Paul Gérimont, known as Paul Gerimon, is a Belgian bass who has an active international career performing in operas and concerts since the eighties.

==Biography==

Paul Gerimon was born in Dinant (Belgium). Gifted with a deep bass voice, he already sings at the age of 17 years as a soloist at the Radio Télévision Belge Francophone and then as a bass soloist at the Théâtre Royal de La Monnaie where he sings during more than 30 years. He is also hired by the company of the Opéra Royal de Wallonie (Liège, 1983-1986). Since 1988, he is invited at the Festival d'Aix-en-Provence, the Théâtre des Champs Elysées, the Opéra-Comique in Paris, the Opéra du Rhin, the Philharmonie de Strasbourg, the Coliseu de Lisboa, the Teatro Massimo in Palermo, the Covent Garden – Barbican Centre in London, the Theater Carré in Amsterdam, the Nuremberg Opera, the Berliner Philharmonie, the Palacio de Bellas Artes in Buenos Aires, the Brooklyn Academy of Music in New-York...
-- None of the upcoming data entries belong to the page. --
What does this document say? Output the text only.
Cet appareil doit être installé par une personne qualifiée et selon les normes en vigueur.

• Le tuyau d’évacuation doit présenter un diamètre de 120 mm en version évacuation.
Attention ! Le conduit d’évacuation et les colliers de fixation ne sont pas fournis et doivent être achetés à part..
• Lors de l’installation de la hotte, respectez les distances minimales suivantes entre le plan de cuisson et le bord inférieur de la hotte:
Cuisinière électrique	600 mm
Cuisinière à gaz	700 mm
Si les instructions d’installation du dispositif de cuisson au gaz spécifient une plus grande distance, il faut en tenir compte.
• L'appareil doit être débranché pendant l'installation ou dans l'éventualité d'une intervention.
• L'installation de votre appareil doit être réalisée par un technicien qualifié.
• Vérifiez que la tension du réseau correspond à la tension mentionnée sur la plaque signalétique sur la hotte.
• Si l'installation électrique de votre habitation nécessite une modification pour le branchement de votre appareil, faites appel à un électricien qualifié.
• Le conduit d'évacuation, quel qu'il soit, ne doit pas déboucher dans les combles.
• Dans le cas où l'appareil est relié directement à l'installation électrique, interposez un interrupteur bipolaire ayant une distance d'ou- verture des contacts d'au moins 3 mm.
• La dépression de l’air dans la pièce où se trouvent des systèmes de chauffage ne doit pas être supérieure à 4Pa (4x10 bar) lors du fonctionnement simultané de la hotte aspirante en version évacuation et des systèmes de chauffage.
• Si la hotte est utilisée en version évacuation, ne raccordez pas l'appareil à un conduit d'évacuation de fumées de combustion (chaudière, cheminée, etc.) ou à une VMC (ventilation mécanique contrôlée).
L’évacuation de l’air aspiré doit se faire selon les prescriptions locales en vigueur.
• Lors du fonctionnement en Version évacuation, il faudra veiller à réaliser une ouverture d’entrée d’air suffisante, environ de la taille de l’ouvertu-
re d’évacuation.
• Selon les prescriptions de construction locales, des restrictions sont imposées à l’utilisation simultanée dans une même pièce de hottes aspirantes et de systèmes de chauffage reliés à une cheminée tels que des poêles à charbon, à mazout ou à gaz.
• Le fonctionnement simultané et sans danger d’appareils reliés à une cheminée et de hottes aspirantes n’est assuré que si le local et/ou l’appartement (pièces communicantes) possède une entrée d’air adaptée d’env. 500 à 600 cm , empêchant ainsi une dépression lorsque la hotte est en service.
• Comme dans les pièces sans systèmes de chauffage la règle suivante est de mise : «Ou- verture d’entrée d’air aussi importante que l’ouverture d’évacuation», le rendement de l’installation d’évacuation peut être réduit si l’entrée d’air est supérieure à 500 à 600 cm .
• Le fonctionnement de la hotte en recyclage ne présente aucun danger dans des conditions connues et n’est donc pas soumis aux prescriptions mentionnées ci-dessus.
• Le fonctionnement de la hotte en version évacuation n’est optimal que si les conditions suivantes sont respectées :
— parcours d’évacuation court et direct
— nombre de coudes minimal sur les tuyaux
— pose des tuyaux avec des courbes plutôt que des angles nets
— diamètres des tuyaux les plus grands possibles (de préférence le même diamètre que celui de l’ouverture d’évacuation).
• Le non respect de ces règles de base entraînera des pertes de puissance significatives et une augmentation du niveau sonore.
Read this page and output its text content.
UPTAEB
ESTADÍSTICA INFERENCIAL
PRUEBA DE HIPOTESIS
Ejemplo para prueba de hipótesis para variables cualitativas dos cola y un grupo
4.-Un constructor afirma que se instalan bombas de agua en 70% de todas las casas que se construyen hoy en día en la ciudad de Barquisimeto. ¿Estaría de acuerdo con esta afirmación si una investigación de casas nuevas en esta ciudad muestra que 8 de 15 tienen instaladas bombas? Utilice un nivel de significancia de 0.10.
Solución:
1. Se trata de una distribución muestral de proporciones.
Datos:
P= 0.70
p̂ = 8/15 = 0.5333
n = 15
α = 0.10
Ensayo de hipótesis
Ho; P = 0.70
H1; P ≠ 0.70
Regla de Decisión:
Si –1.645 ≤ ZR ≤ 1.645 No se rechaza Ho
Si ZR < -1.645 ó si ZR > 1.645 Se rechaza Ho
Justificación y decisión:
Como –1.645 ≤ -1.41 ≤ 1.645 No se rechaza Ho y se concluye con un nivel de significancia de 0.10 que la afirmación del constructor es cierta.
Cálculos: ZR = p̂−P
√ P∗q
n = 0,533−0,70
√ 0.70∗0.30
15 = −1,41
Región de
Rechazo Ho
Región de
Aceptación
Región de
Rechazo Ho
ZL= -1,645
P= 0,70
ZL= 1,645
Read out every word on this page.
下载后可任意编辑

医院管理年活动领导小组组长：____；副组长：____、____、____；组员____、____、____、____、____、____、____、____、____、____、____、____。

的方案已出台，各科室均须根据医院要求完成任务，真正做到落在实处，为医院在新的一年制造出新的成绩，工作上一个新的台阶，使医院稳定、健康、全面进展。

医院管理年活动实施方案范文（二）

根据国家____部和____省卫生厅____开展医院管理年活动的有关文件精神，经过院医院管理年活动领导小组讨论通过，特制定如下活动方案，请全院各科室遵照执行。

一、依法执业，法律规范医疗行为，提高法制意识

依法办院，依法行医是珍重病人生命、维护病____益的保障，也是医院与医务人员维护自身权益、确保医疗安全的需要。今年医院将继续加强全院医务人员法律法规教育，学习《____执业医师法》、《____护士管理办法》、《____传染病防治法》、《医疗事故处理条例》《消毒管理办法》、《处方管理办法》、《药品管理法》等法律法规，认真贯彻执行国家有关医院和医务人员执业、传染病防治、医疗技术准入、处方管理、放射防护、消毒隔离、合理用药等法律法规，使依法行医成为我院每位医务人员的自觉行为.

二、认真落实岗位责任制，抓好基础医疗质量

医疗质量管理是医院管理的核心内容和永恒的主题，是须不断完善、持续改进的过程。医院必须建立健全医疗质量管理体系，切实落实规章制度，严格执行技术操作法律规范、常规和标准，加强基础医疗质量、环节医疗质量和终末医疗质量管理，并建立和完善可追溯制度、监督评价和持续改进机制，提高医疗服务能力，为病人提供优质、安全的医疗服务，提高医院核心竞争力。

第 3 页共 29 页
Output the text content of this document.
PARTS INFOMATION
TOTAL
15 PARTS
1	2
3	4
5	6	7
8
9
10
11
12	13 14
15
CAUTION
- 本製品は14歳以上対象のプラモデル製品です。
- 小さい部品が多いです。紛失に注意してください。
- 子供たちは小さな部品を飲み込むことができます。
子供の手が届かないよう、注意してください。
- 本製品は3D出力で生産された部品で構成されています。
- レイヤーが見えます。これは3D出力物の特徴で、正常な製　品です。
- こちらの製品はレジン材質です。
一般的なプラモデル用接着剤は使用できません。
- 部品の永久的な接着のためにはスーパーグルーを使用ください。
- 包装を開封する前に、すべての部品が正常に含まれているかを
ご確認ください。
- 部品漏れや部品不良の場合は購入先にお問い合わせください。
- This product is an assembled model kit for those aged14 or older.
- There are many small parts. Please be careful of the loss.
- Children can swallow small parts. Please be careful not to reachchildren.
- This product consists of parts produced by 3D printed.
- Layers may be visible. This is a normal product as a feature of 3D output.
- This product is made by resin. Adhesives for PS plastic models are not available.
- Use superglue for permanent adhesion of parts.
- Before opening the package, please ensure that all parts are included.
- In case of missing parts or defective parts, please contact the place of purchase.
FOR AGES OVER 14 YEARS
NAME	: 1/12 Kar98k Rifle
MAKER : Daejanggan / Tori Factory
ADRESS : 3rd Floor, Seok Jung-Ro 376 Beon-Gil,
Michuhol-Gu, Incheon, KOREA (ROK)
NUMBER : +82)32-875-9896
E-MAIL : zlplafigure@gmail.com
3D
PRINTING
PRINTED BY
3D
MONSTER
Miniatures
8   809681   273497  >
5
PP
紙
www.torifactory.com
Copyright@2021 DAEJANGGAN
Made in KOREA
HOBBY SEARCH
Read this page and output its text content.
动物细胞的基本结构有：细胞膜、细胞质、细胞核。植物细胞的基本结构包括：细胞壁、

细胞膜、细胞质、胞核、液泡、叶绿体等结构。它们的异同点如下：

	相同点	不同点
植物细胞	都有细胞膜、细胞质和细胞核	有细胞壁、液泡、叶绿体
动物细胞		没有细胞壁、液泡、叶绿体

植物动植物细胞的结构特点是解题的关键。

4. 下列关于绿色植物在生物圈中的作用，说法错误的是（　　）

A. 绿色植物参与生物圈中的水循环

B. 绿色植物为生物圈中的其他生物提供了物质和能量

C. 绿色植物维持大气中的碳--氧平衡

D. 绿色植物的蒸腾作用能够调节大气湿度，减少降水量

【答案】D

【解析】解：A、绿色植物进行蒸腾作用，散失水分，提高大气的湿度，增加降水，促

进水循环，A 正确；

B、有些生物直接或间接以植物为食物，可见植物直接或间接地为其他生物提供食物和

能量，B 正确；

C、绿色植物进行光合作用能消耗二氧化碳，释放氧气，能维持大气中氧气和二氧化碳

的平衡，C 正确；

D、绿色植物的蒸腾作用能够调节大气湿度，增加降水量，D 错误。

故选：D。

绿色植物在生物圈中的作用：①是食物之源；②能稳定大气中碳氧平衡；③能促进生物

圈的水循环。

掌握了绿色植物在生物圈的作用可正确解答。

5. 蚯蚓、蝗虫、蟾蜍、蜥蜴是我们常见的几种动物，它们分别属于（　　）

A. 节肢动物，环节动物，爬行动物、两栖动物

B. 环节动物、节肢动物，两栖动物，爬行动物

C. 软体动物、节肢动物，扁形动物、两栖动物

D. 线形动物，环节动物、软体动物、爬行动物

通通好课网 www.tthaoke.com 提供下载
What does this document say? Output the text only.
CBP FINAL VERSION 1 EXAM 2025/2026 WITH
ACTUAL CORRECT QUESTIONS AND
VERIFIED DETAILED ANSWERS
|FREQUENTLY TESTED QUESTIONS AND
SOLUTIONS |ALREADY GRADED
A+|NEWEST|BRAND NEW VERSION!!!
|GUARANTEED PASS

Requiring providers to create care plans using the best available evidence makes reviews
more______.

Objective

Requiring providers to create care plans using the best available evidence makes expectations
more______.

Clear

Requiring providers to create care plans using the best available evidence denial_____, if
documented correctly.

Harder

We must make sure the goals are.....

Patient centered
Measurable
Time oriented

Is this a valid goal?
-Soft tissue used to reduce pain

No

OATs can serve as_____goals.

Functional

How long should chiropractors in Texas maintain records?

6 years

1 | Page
He sings Caronte, Plutone (Pluto), Il Commendatore, Sarastro, Don Basilio, Sparafucile, Colline,... in Nabucco, Tannhäuser, Khovanshchina, Carmen, Tosca, Madame Butterfly, Die Frau ohne Schatten, The Phantom of the Opera. In Brussels he
also performs at the Théâtre National in « Le Bourgeois Gentilhomme » and at the Théâtre de La Balsamine as Don Juan. He also collaborated with Eugène Ionesco, Fernando Arrabal and Michel Butor.

In concert he sings Monteverdi with Les Arts Florissants, the Concerto Vocale, Les Talens Lyriques, and also Bach's Magnificat, Les Sept Paroles du Christ en Croix of Haydn, Mozart's Requiem, the Damnation of Faust, Stravinsky's Renard,...

He works under the conducting of René Jacobs, William Christie, Christophe Rousset, Richard Egarr, Gianfranco Rivoli, Theodor Guschlbauer, Paul Daniel, Stefan Soltesz, Kazushi Ono, Antonio Pappano,... alongside Nelly Miricioiu, Viorica Cortez, Elena Zaremba, Alain Vanzo, Donald McIntyre, Franco Farina, Willard White, José van Dam, Simon Keenlyside,...

He performed at the Tercentenary of La Monnaie in front of king Albert II of Belgium and queen Paola and at the 4th Centenary of the Opera at Palazzo Pitti in Florence with the Maggio Musicale Fiorentino (Plutone in L'Euridice of Peri, Worldwide television broadcast).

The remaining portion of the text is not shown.